Front Genet. 2012 Nov 20;3:254. doi: 10.3389/fgene.2012.00254. eCollection 2012.


In many species, spatial genetic variation displays patterns of "isolation-by-distance." Characterized by locally correlated allele frequencies, these patterns are known to create periodic shapes in geographic maps of principal components which confound signatures of specific migration events and influence interpretations of principal component analyses (PCA). In this study, we introduced models combining probabilistic PCA and kriging models to infer population genetic structure from genetic data while correcting for effects generated by spatial autocorrelation. The corresponding algorithms are based on singular value decomposition and low rank approximation of the genotypic data. As their complexity is close to that of PCA, these algorithms scale with the dimensions of the data. To illustrate the utility of these new models, we simulated isolation-by-distance patterns and broad-scale geographic variation using spatial coalescent models.
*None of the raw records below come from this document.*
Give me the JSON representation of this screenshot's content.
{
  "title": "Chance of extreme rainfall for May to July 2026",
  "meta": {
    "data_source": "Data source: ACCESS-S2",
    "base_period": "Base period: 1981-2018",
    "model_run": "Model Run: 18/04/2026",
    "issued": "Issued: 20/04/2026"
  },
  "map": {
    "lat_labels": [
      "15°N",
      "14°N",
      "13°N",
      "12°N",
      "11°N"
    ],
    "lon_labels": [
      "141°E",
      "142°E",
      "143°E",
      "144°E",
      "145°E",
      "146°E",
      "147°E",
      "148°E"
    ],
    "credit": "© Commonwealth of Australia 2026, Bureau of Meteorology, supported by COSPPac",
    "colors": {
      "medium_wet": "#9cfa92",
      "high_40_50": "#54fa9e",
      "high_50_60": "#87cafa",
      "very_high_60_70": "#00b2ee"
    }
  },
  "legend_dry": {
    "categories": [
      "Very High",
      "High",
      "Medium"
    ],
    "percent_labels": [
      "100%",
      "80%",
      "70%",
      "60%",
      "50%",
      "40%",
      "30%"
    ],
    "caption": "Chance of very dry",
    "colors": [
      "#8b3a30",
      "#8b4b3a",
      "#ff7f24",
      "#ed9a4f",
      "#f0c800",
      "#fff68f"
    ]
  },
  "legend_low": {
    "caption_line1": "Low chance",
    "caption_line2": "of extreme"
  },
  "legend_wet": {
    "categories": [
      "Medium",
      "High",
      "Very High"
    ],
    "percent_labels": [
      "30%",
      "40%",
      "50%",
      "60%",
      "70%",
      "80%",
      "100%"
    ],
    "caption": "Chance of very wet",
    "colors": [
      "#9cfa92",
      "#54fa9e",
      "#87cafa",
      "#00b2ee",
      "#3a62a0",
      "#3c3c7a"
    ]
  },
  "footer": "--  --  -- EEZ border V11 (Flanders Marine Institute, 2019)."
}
Our methods remove the horseshoe patterns usually observed in PC maps and simplify interpretations of spatial genetic variation. We demonstrate our approach by analyzing single nucleotide polymorphism data from the Human Genome Diversity Panel, and provide comparisons with other recently introduced methods.

Keywords: isolation-by-distance; principal component analysis; spatial autocorrelation; spatial factor analysis.